Toda la atención se volvió hacia la entrada del salón. Con dos guardias reales liderando el camino, la Reina entró, vestida con un elegante vestido azul real, una corona reposando sobre su cabeza. Irradiaba autoridad, pero también había un toque de dulzura en su comportamiento.
Al pasar, todos inclinaron sus cabezas y la saludaron con respeto.
—Charlotte, serás igual una vez que te conviertas en Reina —dijo Briena, su voz llena de admiración—. Qué maravilloso sería eso.
Charlotte murmuró en respuesta, aunque una cierta ansiedad permanecía en su corazón.
Ella había hablado con su abuelo sobre las amenazas abiertas de Natalie y expresó sus preocupaciones. Howard le había asegurado que pronto se encargaría de Natalie y su madre, por lo que no había nada que temer. No ver a Natalie aquí hoy aliviaba sus preocupaciones.
La Reina continuó hacia la plataforma grande donde el trono estaba colocado, unos pocos escalones por encima del suelo del salón. Una vez que se acomodó en el trono, miró a su alrededor el salón de banquetes, ofreciendo una sonrisa agradable a los invitados.

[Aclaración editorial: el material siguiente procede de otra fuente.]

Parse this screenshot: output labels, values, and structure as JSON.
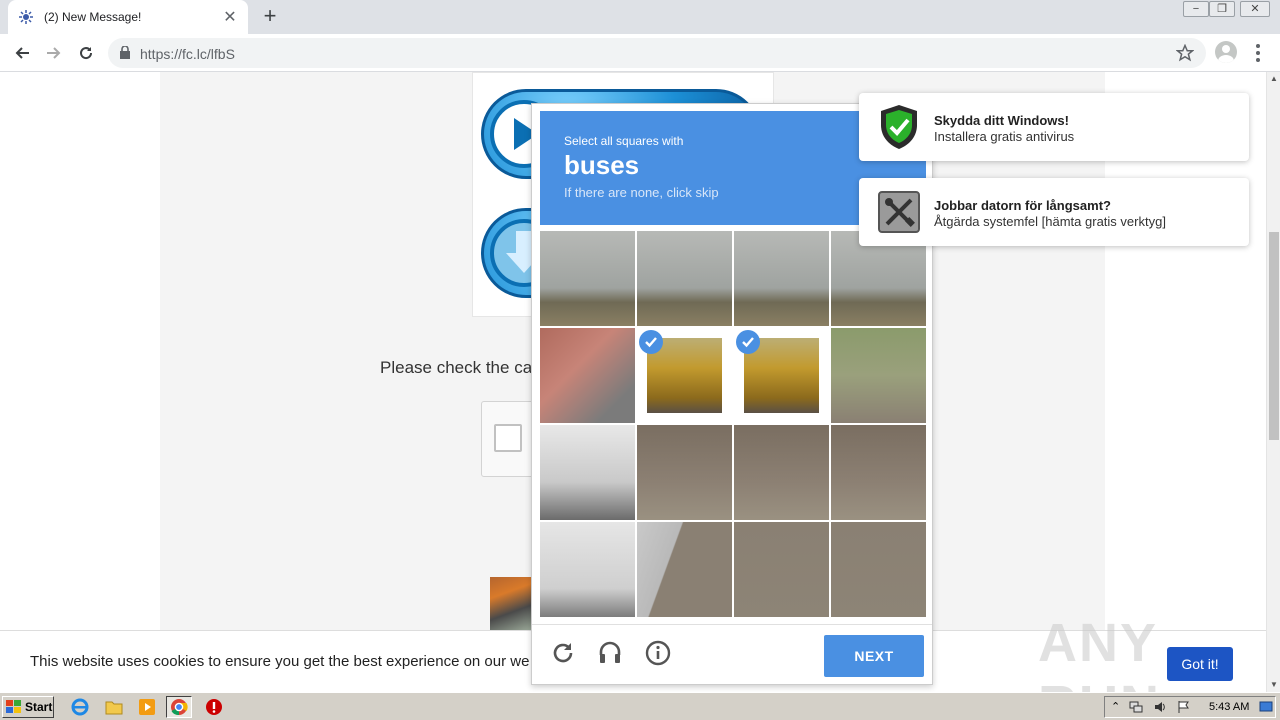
{
  "browser": {
    "tab_title": "(2) New Message!",
    "tab_close": "✕",
    "new_tab": "+",
    "url": "https://fc.lc/lfbS",
    "window_controls": {
      "minimize": "−",
      "restore": "❐",
      "close": "✕"
    }
  },
  "page": {
    "caption": "Please check the ca",
    "cookie_text": "This website uses cookies to ensure you get the best experience on our we",
    "got_it_label": "Got it!",
    "watermark": "ANY RUN"
  },
  "captcha": {
    "instruction": "Select all squares with",
    "target": "buses",
    "skip_hint": "If there are none, click skip",
    "next_label": "NEXT",
    "selected_tiles": [
      5,
      6
    ],
    "icons": [
      "reload-icon",
      "audio-icon",
      "info-icon"
    ]
  },
  "notifications": [
    {
      "title": "Skydda ditt Windows!",
      "body": "Installera gratis antivirus",
      "icon": "shield-check-icon"
    },
    {
      "title": "Jobbar datorn för långsamt?",
      "body": "Åtgärda systemfel [hämta gratis verktyg]",
      "icon": "tools-icon"
    }
  ],
  "taskbar": {
    "start_label": "Start",
    "clock": "5:43 AM"
  }
}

—Por favor, tomen asiento, todos —su voz resonó a través del micrófono.
La Reina había llegado, pero Natalie no estaba por ninguna parte, para el deleite de las dos chicas. Todos los invitados estaban esperados de llegar antes que la Reina, y todo el mundo lo sabía.
Briena sonrió pensando, Así que esa perra realmente no estaba invitada.
Charlotte compartía el mismo sentimiento. Me preocupaba por nada. Ella no tiene lugar en un evento tan grandioso.
Mientras todos se acomodaban en sus asientos, la Reina comenzó:
—Espero que todos hayan disfrutado su estancia en Belvorn y hayan podido crear maravillosos recuerdos aquí. Como este es el día final del evento, deseo extender mi gratitud a todos ustedes por honrar este banquete con su valiosa presencia. Realmente espero que continuemos reuniéndonos cada año, ya que su presencia es lo que da sentido a este evento. Una vez más, gracias por ser parte de él.
Al hacer una pausa la Reina, los aplausos llenaron el salón.
Mientras los aplausos se apagaban, la Reina habló de nuevo:
—Hoy, tengo una sorpresa para todos ustedes, una respuesta a una pregunta que ha estado en la mente de todos durante mucho tiempo.
¿Una sorpresa? Todos sintieron un aumento de emoción.
—Sí, tienen razón —continuó la Reina—. Se trata de la princesa, la próxima Reina de este país, quien un día tomará mi lugar. Hoy, aprovecho esta oportunidad para presentarla oficialmente ante todos ustedes.
Los invitados estaban encantados de escuchar esto. Tener conexiones con la futura Reina era tan importante como mantener lazos con la actual. Todos los ojos se volvieron instintivamente hacia Charlotte, la única princesa conocida de la familia real.
—Charlotte, felicitaciones por adelantado —le susurraron sus amigas y otras amistades a Charlotte.
Charlotte, aunque conflictuada debido a la presencia de Natalie en sus vidas, se tranquilizó a sí misma. Natalie no está aquí, así que ¿quién más podría estar presentando la Abuela? Tiene que ser yo.
Echó un vistazo a Howard y Garwin, quienes parecían igualmente sorprendidos; claramente, la Reina no había discutido este asunto con ellos. Pero ya que Natalie no estaba por ningún lado, ambos le dieron a Charlotte una aprobación con la cabeza, aumentando aún más su confianza. Se trata de mí.
—Demos la bienvenida a nuestra hermosa princesa —anunció la Reina.
Sonriendo levemente, Charlotte se levantó de su asiento, lista para acercarse a la reina, pero…
—Mi nieta, la Princesa Natalie —dijo la Reina, su mirada desplazándose hacia la entrada del salón de banquetes.